Jason Brunner has a great video on Youtube illustrating the proper knocking routine. My memory is you knock first on the side of the bottom like against the edge of a sink, and then knock a few times right on the corner before setting it straight down.
Since I'm usually developing film after midnight and until about 3 AM, I like the heavy rapping. It keeps my neighbors wondering
I love the wilderness and I love my trail cameras, all Fuji's! :) GA645, GW690 III, and the X100 which I think is the best trail camera ever invented (to date).
I find I tap too hard, but it's due to frustration from having 3 rolls come out with bubbles. Considering that until the first roll happened (1 1/2 years ago) this had NEVER happened before and I'd never made any sort of special tapping effort, I was baffled. Especially when it happened twice more. I do worry about cracking the tank though so I should probably pull back a bit.
This is a bloody good question. It is all down to where you are. I have never had problems in the UK but have severe problems in Kabul. see this thread for solutions to drying marks (another problem in Kabul) as it also helps on air bubbles too. FWIW, although I can dislodge some air bubbles by banging th base of the dev tank on a hard floor, I cannot remove them all. Adding a tiny amount of wetting agent to the dev seems to help a lot.
How do we know without opening the tank to look? Maybe an experiment with outdated or sacrificial film would be in order. I use such vigorous agitation that there sholud either be no bubbles or bubbles everywhere, But I still give it a good rap when I set the tank down.
This is very good advice
Sacrifice a film - it pays dividends in the long run.
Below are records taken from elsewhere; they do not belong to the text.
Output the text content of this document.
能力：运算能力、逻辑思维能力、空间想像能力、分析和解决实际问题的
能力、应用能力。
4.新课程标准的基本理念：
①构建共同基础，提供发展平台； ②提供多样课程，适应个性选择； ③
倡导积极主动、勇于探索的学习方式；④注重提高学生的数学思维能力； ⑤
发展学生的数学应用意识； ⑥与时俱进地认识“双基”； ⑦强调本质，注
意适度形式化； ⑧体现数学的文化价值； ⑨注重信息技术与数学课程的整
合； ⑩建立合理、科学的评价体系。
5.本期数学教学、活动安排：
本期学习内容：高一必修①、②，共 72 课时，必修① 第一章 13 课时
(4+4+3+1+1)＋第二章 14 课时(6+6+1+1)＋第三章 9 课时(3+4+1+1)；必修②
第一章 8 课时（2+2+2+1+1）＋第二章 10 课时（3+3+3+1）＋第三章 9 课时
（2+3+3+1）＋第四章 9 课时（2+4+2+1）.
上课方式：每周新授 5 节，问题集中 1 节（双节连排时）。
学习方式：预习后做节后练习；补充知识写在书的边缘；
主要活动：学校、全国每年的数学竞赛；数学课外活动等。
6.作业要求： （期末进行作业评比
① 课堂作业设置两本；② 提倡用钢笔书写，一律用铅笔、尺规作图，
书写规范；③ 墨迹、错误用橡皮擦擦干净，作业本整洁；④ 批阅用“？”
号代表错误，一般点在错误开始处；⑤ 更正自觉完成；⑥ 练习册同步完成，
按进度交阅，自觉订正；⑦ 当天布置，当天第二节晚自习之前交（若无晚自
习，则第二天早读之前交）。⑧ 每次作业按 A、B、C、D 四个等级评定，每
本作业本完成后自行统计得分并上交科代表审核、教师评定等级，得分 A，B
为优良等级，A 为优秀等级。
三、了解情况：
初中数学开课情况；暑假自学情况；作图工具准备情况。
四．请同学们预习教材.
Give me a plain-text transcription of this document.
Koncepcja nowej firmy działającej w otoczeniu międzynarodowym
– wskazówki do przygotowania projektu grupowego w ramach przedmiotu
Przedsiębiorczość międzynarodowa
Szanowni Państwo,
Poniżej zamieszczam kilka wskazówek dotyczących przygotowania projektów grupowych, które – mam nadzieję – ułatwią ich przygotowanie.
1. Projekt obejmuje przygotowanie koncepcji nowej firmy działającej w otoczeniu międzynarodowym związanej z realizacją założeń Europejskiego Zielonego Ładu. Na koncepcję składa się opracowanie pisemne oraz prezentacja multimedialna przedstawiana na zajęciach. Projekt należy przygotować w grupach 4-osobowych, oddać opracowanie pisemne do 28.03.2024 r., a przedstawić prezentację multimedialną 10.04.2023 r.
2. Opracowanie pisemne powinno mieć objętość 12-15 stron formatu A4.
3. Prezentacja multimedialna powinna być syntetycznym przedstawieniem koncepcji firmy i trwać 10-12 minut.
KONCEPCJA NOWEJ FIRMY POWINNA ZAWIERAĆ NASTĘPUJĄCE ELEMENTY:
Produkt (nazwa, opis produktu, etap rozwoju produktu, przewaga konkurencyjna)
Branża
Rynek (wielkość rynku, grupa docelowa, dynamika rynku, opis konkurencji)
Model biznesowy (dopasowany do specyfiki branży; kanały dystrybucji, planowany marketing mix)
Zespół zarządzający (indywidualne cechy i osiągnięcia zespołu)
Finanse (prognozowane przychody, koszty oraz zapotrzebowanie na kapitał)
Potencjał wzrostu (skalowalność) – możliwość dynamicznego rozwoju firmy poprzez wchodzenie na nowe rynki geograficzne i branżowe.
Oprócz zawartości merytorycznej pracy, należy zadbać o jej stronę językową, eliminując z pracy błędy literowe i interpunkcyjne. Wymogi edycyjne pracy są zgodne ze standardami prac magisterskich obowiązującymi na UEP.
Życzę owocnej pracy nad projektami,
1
I not only "drop" my tank (somewhere between half and once inch) but I also give it a generous (vigorous) rotating wiggle too
It is most critical at the initial fill, when the air can stick to dry film and/or reel.
At subsequent agitations the tapping and wiggling can be reduced
Its amazing down tenacious air bubbles can be.
It’s something of a Catch22 situation – you need enough spare room in your development tank to allow thorough turbulation (hence mixing) of the developer, without excessively aerating the developer
Some films/developers/water types are more likely to aerate than others – so its worth checking how your combination behaves.